Usually, it is the absence of wild food sources or too much human encroaching on their habitat that drives animals like coyotes, mountain lions or bears into our urban areas to scavenge for alternative food sources, not simply an absence of humans and cars. A downside of the current absence of humans is the shutdown of tourists as food providers. Most notably in Thailand, monkeys have got so used to receiving handouts from humans that they have become completely dependent on them. Some scary looking videos have emerged from the Thai city of Lopburi, northeast of Bangkok, where thousands of tourists usually visit ancient temples and it became the norm to feed the Macaque monkeys. Now, in the absence of humans feeding them, large gangs of up to 1,000, hungry and aggressive Macaques are roaming the streets looking for food and fighting over small scraps.

This highlights the detrimental effect of humans feeding wild animals and making them dependent on their handouts. There is a good reason for signs at tourist sites or wildlife areas, including ponds and waterfronts, advising people not to feed the wildlife! Some municipalities have by-laws prohibiting feeding wildlife because of the negative consequences to wildlife and humans, which often causes more harm than good. The Government of Ontario has posted the following common problems on their website.

– Threats to wildlife: Animals can become dependent on artificial food sources; can lose their natural fear of humans and pets, becoming more prone to conflict; artificial feed is not healthy for wildlife; wild animals may gather in large numbers when they are being fed and this concentration of animals in one area can spread parasites and disease and cause destruction of natural habitat;

– Threats to people: Feeding wildlife may attract “unwanted” animals to your property; they will learn to associate humans with food and can become a problem or real danger to you or your neighbours; habituated animals can become aggressive; and feeding animals near roads increases the risk of motor vehicle accidents, resulting in property damage, injury or death.

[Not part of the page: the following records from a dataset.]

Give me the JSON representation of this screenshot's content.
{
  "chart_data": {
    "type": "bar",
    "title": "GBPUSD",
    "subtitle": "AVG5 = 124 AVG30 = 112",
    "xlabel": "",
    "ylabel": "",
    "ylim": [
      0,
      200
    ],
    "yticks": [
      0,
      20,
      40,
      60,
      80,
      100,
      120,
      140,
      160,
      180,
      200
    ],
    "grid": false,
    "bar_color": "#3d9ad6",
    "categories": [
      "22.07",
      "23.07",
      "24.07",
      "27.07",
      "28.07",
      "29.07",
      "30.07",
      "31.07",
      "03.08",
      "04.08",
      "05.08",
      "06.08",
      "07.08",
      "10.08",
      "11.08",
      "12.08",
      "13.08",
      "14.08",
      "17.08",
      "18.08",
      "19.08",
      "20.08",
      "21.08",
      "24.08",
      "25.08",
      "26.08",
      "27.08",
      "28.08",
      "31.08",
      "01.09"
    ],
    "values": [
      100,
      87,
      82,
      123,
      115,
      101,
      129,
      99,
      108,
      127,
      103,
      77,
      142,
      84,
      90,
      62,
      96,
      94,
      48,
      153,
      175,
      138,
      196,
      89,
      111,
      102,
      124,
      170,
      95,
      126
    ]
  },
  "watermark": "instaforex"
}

There is another problem that us two-legged creatures may cause soon, when Canadian parks start re-opening. Because we are all stir-crazy from being locked indoors for so long and craving the outdoors, how will that affect parks and wildlife when we show up in droves? The crowds will possibly include many people who normally don’t even bother much with parks and trails. Will large numbers of visitors damage parks and disturb wildlife so much that we might see a restriction in visitor numbers for those reasons? 

I hope not; somebody please let me out!!